Tuesday, September 28, 2010
Last Thursday I attended a workshop on "Farm and Estate Transition and Conservation Easements,"sponsored by the Madison-Morgan Conservancy at the Burge Plantation outside Madison, Georgia. The audience was a mix of landowners and lawyers interested in helping farm owners conserve their land and pass their farms onto future generations. This is a very interesting twist on estate planning, and I learned the value of having a qualified lawyer as an adviser on farmland transition. For example, according to Allen H. Olsen, a agriculture law specialist, traditional estate planning can sometimes create governance structures that make the farmer ineligible for farm subsidy programs, thus undermining the farm's ability to survive.

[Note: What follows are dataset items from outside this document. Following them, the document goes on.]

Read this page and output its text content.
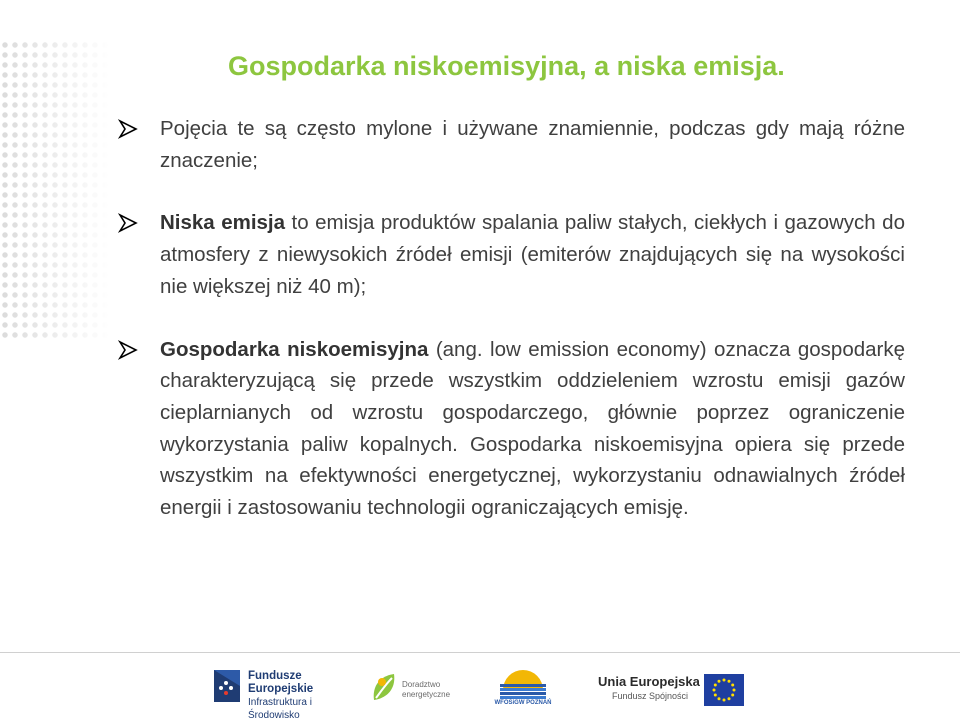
Gospodarka niskoemisyjna, a niska emisja.
Pojęcia te są często mylone i używane znamiennie, podczas gdy mają różne znaczenie;
Niska emisja to emisja produktów spalania paliw stałych, ciekłych i gazowych do atmosfery z niewysokich źródeł emisji (emiterów znajdujących się na wysokości nie większej niż 40 m);
Gospodarka niskoemisyjna (ang. low emission economy) oznacza gospodarkę charakteryzującą się przede wszystkim oddzieleniem wzrostu emisji gazów cieplarnianych od wzrostu gospodarczego, głównie poprzez ograniczenie wykorzystania paliw kopalnych. Gospodarka niskoemisyjna opiera się przede wszystkim na efektywności energetycznej, wykorzystaniu odnawialnych źródeł energii i zastosowaniu technologii ograniczających emisję.
Fundusze
Europejskie
Infrastruktura i Środowisko
Doradztwo
energetyczne
WFOŚiGW POZNAŃ
Unia Europejska
Fundusz Spójności
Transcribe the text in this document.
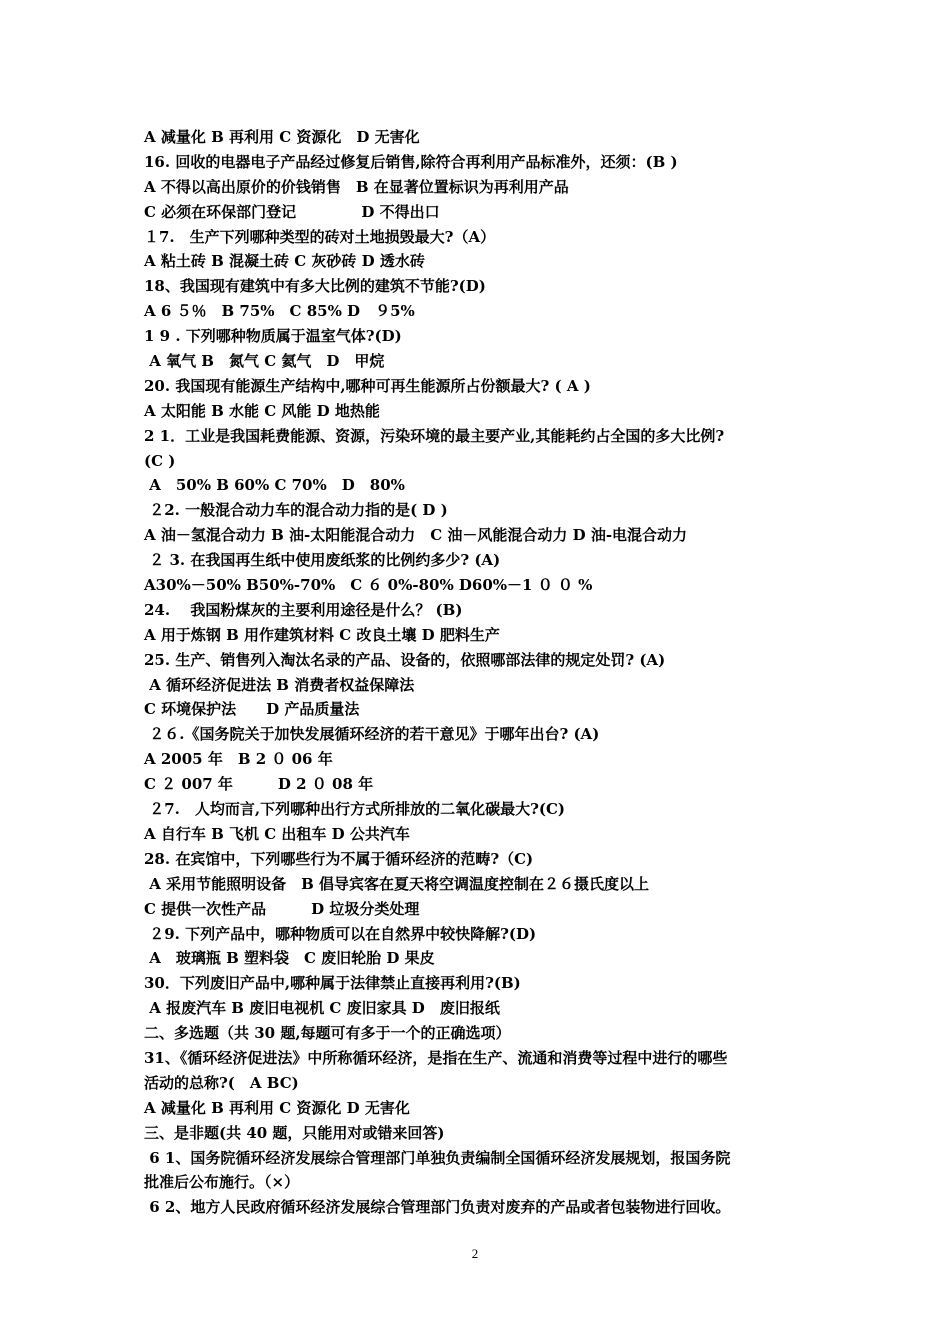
A 减量化 B 再利用 C 资源化　D 无害化
16. 回收的电器电子产品经过修复后销售,除符合再利用产品标准外，还须：(B )
A 不得以高出原价的价钱销售　B 在显著位置标识为再利用产品
C 必须在环保部门登记　　　　 D 不得出口
１7.　生产下列哪种类型的砖对土地损毁最大?（A）
A 粘土砖 B 混凝土砖 C 灰砂砖 D 透水砖
18、我国现有建筑中有多大比例的建筑不节能?(D)
A 6 ５％　B 75%　C 85% D　９5%
1 9 . 下列哪种物质属于温室气体?(D)
A 氧气 B　氮气 C 氦气　D　甲烷
20. 我国现有能源生产结构中,哪种可再生能源所占份额最大? ( A )
A 太阳能 B 水能 C 风能 D 地热能
2 1．工业是我国耗费能源、资源，污染环境的最主要产业,其能耗约占全国的多大比例?
(C )
A　50% B 60% C 70%　D　80%
２2. 一般混合动力车的混合动力指的是( D )
A 油－氢混合动力 B 油-太阳能混合动力　C 油－风能混合动力 D 油-电混合动力
２ 3. 在我国再生纸中使用废纸浆的比例约多少? (A)
A30%－50% B50%-70%　C ６ 0%-80% D60%－1 ０ ０ %
24.　 我国粉煤灰的主要利用途径是什么？ (B)
A 用于炼钢 B 用作建筑材料 C 改良土壤 D 肥料生产
25. 生产、销售列入淘汰名录的产品、设备的，依照哪部法律的规定处罚? (A)
A 循环经济促进法 B 消费者权益保障法
C 环境保护法　　D 产品质量法
２６.《国务院关于加快发展循环经济的若干意见》于哪年出台? (A)
A 2005 年　B 2 ０ 06 年
C ２ 007 年　　　D 2 ０ 08 年
２7.　人均而言,下列哪种出行方式所排放的二氧化碳最大?(C)
A 自行车 B 飞机 C 出租车 D 公共汽车
28. 在宾馆中，下列哪些行为不属于循环经济的范畴?（C)
A 采用节能照明设备　B 倡导宾客在夏天将空调温度控制在２６摄氏度以上
C 提供一次性产品　　　D 垃圾分类处理
２9. 下列产品中，哪种物质可以在自然界中较快降解?(D)
A　玻璃瓶 B 塑料袋　C 废旧轮胎 D 果皮
30．下列废旧产品中,哪种属于法律禁止直接再利用?(B)
A 报废汽车 B 废旧电视机 C 废旧家具 D　废旧报纸
二、多选题（共 30 题,每题可有多于一个的正确选项）
31、《循环经济促进法》中所称循环经济，是指在生产、流通和消费等过程中进行的哪些
活动的总称?(　A BC)
A 减量化 B 再利用 C 资源化 D 无害化
三、是非题(共 40 题，只能用对或错来回答)
6 1、国务院循环经济发展综合管理部门单独负责编制全国循环经济发展规划，报国务院
批准后公布施行。（×）
6 2、地方人民政府循环经济发展综合管理部门负责对废弃的产品或者包装物进行回收。
2
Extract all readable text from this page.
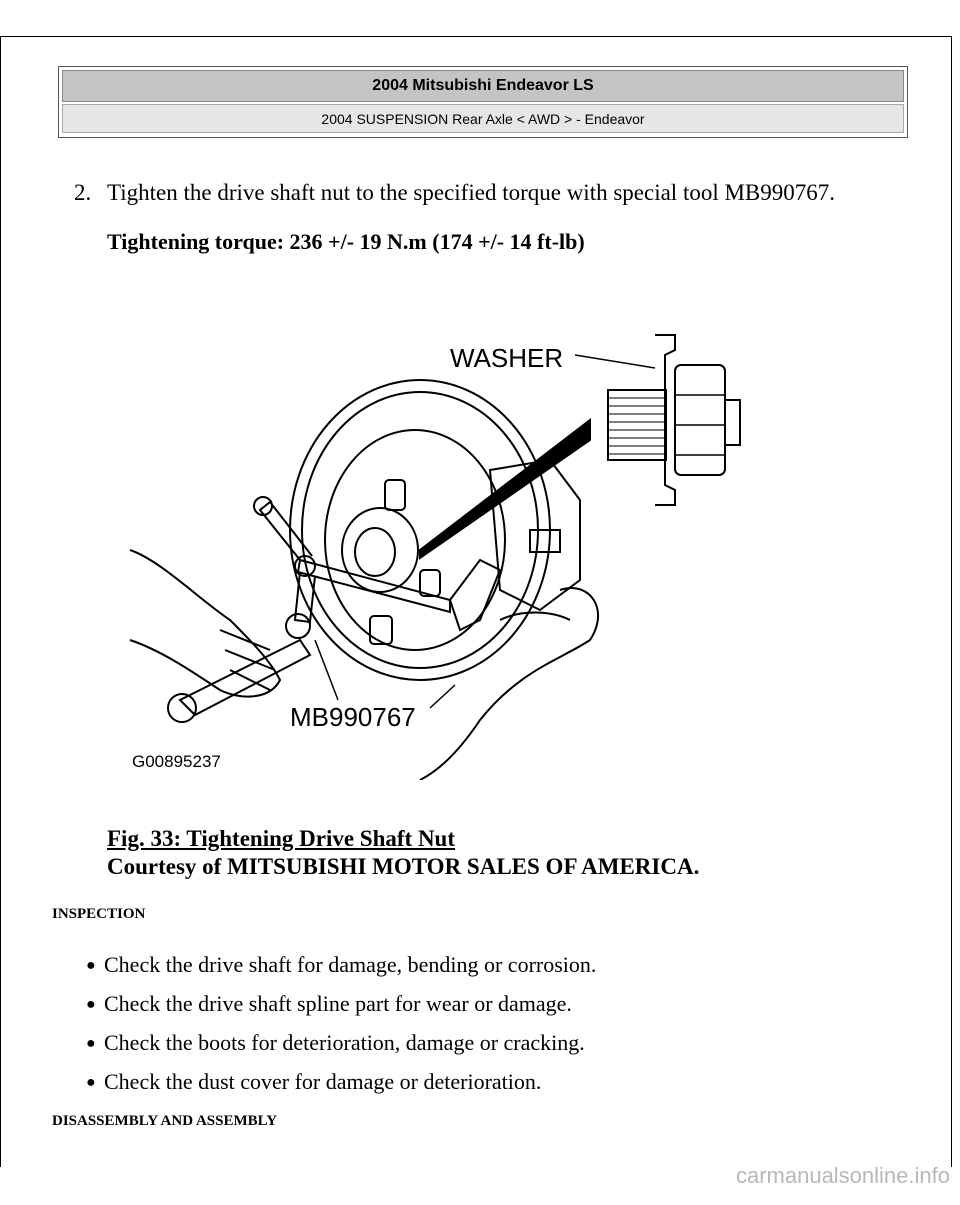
2004 Mitsubishi Endeavor LS
2004 SUSPENSION Rear Axle < AWD > - Endeavor
2. Tighten the drive shaft nut to the specified torque with special tool MB990767.
Tightening torque: 236 +/- 19 N.m (174 +/- 14 ft-lb)
WASHER
MB990767
G00895237
Fig. 33: Tightening Drive Shaft Nut
Courtesy of MITSUBISHI MOTOR SALES OF AMERICA.
INSPECTION
● Check the drive shaft for damage, bending or corrosion.
● Check the drive shaft spline part for wear or damage.
● Check the boots for deterioration, damage or cracking.
● Check the dust cover for damage or deterioration.
DISASSEMBLY AND ASSEMBLY
carmanualsonline.info
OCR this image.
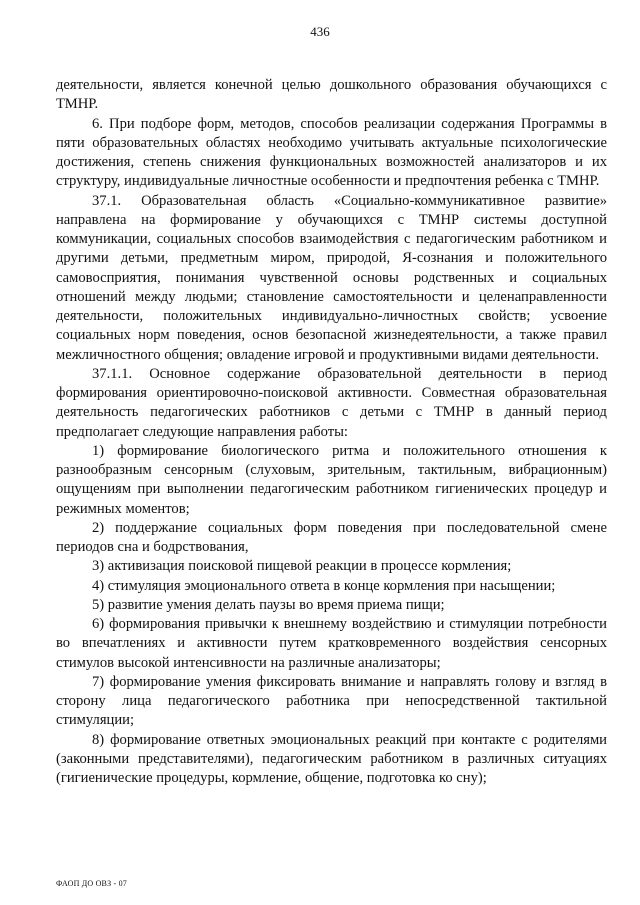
436

деятельности, является конечной целью дошкольного образования обучающихся с ТМНР.

6. При подборе форм, методов, способов реализации содержания Программы в пяти образовательных областях необходимо учитывать актуальные психологические достижения, степень снижения функциональных возможностей анализаторов и их структуру, индивидуальные личностные особенности и предпочтения ребенка с ТМНР.

37.1. Образовательная область «Социально-коммуникативное развитие» направлена на формирование у обучающихся с ТМНР системы доступной коммуникации, социальных способов взаимодействия с педагогическим работником и другими детьми, предметным миром, природой, Я-сознания и положительного самовосприятия, понимания чувственной основы родственных и социальных отношений между людьми; становление самостоятельности и целенаправленности деятельности, положительных индивидуально-личностных свойств; усвоение социальных норм поведения, основ безопасной жизнедеятельности, а также правил межличностного общения; овладение игровой и продуктивными видами деятельности.

37.1.1. Основное содержание образовательной деятельности в период формирования ориентировочно-поисковой активности. Совместная образовательная деятельность педагогических работников с детьми с ТМНР в данный период предполагает следующие направления работы:

1) формирование биологического ритма и положительного отношения к разнообразным сенсорным (слуховым, зрительным, тактильным, вибрационным) ощущениям при выполнении педагогическим работником гигиенических процедур и режимных моментов;

2) поддержание социальных форм поведения при последовательной смене периодов сна и бодрствования,

3) активизация поисковой пищевой реакции в процессе кормления;

4) стимуляция эмоционального ответа в конце кормления при насыщении;

5) развитие умения делать паузы во время приема пищи;

6) формирования привычки к внешнему воздействию и стимуляции потребности во впечатлениях и активности путем кратковременного воздействия сенсорных стимулов высокой интенсивности на различные анализаторы;

7) формирование умения фиксировать внимание и направлять голову и взгляд в сторону лица педагогического работника при непосредственной тактильной стимуляции;

8) формирование ответных эмоциональных реакций при контакте с родителями (законными представителями), педагогическим работником в различных ситуациях (гигиенические процедуры, кормление, общение, подготовка ко сну);

ФАОП ДО ОВЗ - 07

The Rolling Hills Resource Conservation and Development Council has published "Planning the Future of Your Farm: A Workbook Supporting Farm Transfer Decisions." I've only had a chance to scan through the Table of Contents, but the book seems to be chock full of tools for planning family meetings, evaluating farm resources, and drafting farm transfer tools. It looks like a great resource for anyone working with farmers interested in effectively planning for the future.
Jamie Baker Roskie
Wednesday, September 15, 2010
By now probably most of you have heard the story of Shirley Sherrod, most recently of the USDA, forced to resign after a highly edited version of an old speech she gave to the NAACP made it seem as if she is unsympathetic to white farmers. (In fact, she was making the opposite point in her speech.) While the agency has since offered to rehire her, she has decided to move on. (Bill O'Reilly even apologized to her for showing the edited clip on his show.)
She will be speaking October 9th in Gainesville, Georgia at a conference on environmental justice sponsored by the Newtown Florist Club. As I've blogged before, NFC is a client of our clinic and one of the oldest and most effective community organizations in Georgia. The conference coincides with the Club's 60th anniversary, and I will also be speaking on a panel on October 8th regarding how EJ communities can work with lawyers. Should be pretty interesting! If you or someone you know might be interested in attending the conference, contact NFC.
Jamie Baker Roskie
Wednesday, September 1, 2010
What is a crop mob? Well, we found out yesterday that it’s a group of self-proclaimed “landless farmer wannabes” who help local farmers farm – from planting to harvesting to building greenhouses, and everything in between. They get their farming “fix” so to speak by helping other farmers, since they can’t farm for themselves.
Yesterday, the Crop Mob came from Atlanta to Tate Tewksbury’s farm to help build two hoop houses (greenhouse-like structures used for growing crops). To celebrate a fruitful morning of hard work, Mark Tewksbury (Tate’s father) was kind enough to host the Crop Mob at his farm just up the road. Plow Point Farms (Walton County) brought freshly processed chicken for lunch and Suzie Cooker Catering complemented the chicken with delicious fresh butterbeans and pimento cheese sandwiches. We were thrilled to be joined by our favorite local band, The Barefoot Hookers for a little music and dancing by the barn. Mark Tewksbury led the kids (and CNN) in milking the cows, petting the horses, and showing us the rest of the farm. All in all a really fun, productive, educational day, and one that has helped Tate prepare for the next growing season.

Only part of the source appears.